AugLift: Uncertainty Aware Depth Descriptors for Robust 2D to 3D Pose Lifting
Nikolai Warner, Wenjin Zhang, Hamid Badiozamani, Irfan Essa, Apaar Sadhwani
TL;DR
Monocular 3D human pose lifting suffers from poor generalization when 2D detections are noisy. The authors introduce AugLift, a lightweight, modular augmentation that attaches an Uncertainty-Aware Depth Descriptor (UADD) to each 2D keypoint, computed from a monocular depth map and detector confidence, expanding inputs without altering lifter architectures. Across four datasets and four lifting backbones, AugLift yields substantial out-of-distribution gains (average ~10.1% MPJPE reduction) and notable in-distribution improvements (~4.0%), with the largest benefits on occluded and novel poses. AugLift is complementary to dense image features, and a learned-depth variant (AugLiftV2) offers additional gains at the cost of interpretability, suggesting depth cues as a robust plug-in for robust 2D-to-3D pose lifting.
Abstract
Lifting based 3D human pose estimators infer 3D joints from 2D keypoints, but often struggle to generalize to real world settings with noisy 2D detections. We revisit the input to lifting and propose AugLift, a simple augmentation of standard lifting that enriches each 2D keypoint (x, y) with an Uncertainty Aware Depth Descriptor (UADD). We run a single off the shelf monocular depth estimator to obtain a depth map, and for every keypoint with detector confidence c we extract depth statistics from its confidence scaled neighborhood, forming a compact, interpretable UADD (c, d, d_min, d_max) that captures both local geometry and reliability. AugLift is modular, requires no new sensors or architectural changes, and integrates by expanding the input layer of existing lifting models. Across four datasets and four lifting architectures, AugLift boosts cross dataset (out of distribution) performance on unseen data by an average of 10.1 percent, while also improving in distribution performance by 4.0 percent as measured by MPJPE. A post hoc analysis clarifies when and why it helps: gains are largest on novel poses and significantly occluded joints, where depth statistics resolve front back ambiguities while confidence calibrates the spatial neighborhoods from which they are drawn.
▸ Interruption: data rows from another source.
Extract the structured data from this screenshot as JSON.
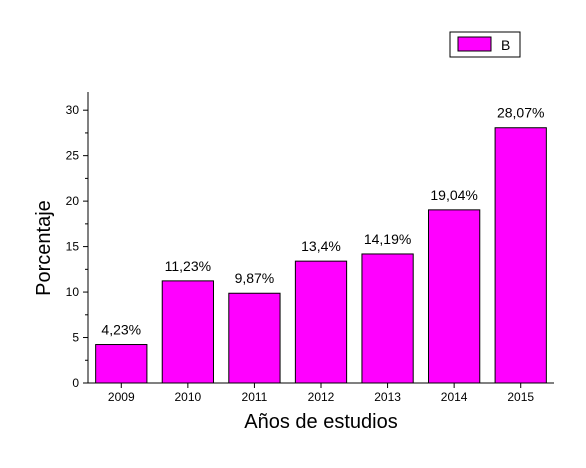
{
  "chart_data": {
    "type": "bar",
    "categories": [
      "2009",
      "2010",
      "2011",
      "2012",
      "2013",
      "2014",
      "2015"
    ],
    "values": [
      4.23,
      11.23,
      9.87,
      13.4,
      14.19,
      19.04,
      28.07
    ],
    "data_labels": [
      "4,23%",
      "11,23%",
      "9,87%",
      "13,4%",
      "14,19%",
      "19,04%",
      "28,07%"
    ],
    "xlabel": "Años de estudios",
    "ylabel": "Porcentaje",
    "ylim": [
      0,
      32
    ],
    "yticks": [
      0,
      5,
      10,
      15,
      20,
      25,
      30
    ],
    "grid": false,
    "legend": {
      "position": "top-right",
      "entries": [
        "B"
      ]
    },
    "series": [
      {
        "name": "B",
        "values": [
          4.23,
          11.23,
          9.87,
          13.4,
          14.19,
          19.04,
          28.07
        ]
      }
    ],
    "colors": {
      "bar_fill": "#ff00ff",
      "bar_stroke": "#000000",
      "axis": "#000000"
    }
  }
}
We also study interaction with recent image feature lifting methods and find the signals are complementary: adding UADD to image conditioned lifting yields both ID and OOD gains. A learned depth feature extension (AugLiftV2) improves performance further while trading off interpretability. Together, these results indicate that lightweight, confidence aware depth cues are a powerful plug in for robust 2D to 3D pose lifting.